We as volunteers at FHI have to first become friends of the kids we interact with so they can express themselves confidently without hesitation and the fear of getting judged.
A typical event day of FHI involves engagement between the kids and the volunteers, through art, music, dance and game based activities. These activities create a very beautiful platform for the children to play and learn simultaneously.
FHI can and does in many ways bridge the gap for these underprivileged children. Building life skills helps the children to develop sound judgment and good habits for life long wellness. But to build life skills is not a task of one day. Life skills provide children with independent and confident thinking, how to socialize and make new friends, how to fight their insecurities and fears and how to take action in situations where they’re alone.
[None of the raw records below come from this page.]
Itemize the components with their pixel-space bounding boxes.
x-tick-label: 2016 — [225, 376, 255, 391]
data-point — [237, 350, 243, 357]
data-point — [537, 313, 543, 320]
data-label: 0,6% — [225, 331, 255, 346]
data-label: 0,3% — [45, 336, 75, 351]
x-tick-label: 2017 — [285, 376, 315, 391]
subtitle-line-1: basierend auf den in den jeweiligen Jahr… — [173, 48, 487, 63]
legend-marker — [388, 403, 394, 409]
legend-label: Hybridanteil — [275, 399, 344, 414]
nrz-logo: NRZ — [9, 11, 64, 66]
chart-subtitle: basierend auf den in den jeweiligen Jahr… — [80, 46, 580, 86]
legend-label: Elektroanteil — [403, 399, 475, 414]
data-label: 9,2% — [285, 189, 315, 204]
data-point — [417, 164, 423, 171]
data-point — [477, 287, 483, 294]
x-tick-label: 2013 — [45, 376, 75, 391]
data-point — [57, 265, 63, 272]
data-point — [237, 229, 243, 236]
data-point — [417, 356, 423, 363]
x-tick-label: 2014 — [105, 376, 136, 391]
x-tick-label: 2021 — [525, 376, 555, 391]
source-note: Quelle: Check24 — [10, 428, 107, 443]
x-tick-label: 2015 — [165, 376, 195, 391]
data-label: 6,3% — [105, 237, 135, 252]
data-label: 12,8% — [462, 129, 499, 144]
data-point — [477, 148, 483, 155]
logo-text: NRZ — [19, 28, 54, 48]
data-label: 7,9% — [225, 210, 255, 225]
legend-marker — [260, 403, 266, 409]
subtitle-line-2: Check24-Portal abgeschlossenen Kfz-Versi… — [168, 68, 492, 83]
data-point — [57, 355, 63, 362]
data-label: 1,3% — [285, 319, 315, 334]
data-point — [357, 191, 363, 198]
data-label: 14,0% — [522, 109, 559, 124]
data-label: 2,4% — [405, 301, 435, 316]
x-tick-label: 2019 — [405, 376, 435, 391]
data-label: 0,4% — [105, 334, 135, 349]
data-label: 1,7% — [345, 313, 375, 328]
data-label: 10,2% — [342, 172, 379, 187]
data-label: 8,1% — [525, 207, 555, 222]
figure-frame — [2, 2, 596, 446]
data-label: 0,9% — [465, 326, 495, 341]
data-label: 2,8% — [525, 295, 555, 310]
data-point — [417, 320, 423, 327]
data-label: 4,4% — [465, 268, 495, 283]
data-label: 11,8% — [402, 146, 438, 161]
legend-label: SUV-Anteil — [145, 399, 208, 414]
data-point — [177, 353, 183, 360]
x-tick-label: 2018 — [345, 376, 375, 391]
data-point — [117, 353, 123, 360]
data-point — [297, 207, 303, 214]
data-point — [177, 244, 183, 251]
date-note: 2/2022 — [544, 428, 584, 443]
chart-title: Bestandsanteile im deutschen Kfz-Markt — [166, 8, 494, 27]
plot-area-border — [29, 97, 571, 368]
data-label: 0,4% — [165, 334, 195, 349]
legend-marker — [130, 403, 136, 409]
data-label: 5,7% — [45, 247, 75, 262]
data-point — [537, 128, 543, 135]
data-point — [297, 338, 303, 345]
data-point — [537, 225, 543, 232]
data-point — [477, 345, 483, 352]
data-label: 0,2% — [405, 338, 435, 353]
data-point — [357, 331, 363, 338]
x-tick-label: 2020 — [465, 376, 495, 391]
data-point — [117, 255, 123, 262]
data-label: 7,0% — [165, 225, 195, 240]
But this needs regular and constant attention towards the kids on a more personal level. The engagement needs to be continuous and proactive. With FHI already organising various beneficial programs, it has also designed their life skills education programmes for their children and has given the volunteers the knowledge and freedom on how to deliver such programmes in simple ways in the kids everyday. A reflective discussion should take place with the kids, on a social or attitudinal aspect.
When the child learns self reflection, critical thinking and problem solving skills, they get a voice, feel empowered and can help ownself. FHI is working steadily on that path with giving each child the confidence in himself and make them know how important and unique every single one of them is. Every smile we, as volunteers at FHI, put on our kids’ faces is a step further in making them realize how worthy they are.
FHI makes the children believe in themselves and have an independent voice. FHI’s mission is to create a long-term impact and we are the change -drivers. Nothing can stop a nation’s children from flying higher with equal opportunities if we all join hands and share the same ideals that FHI is built upon.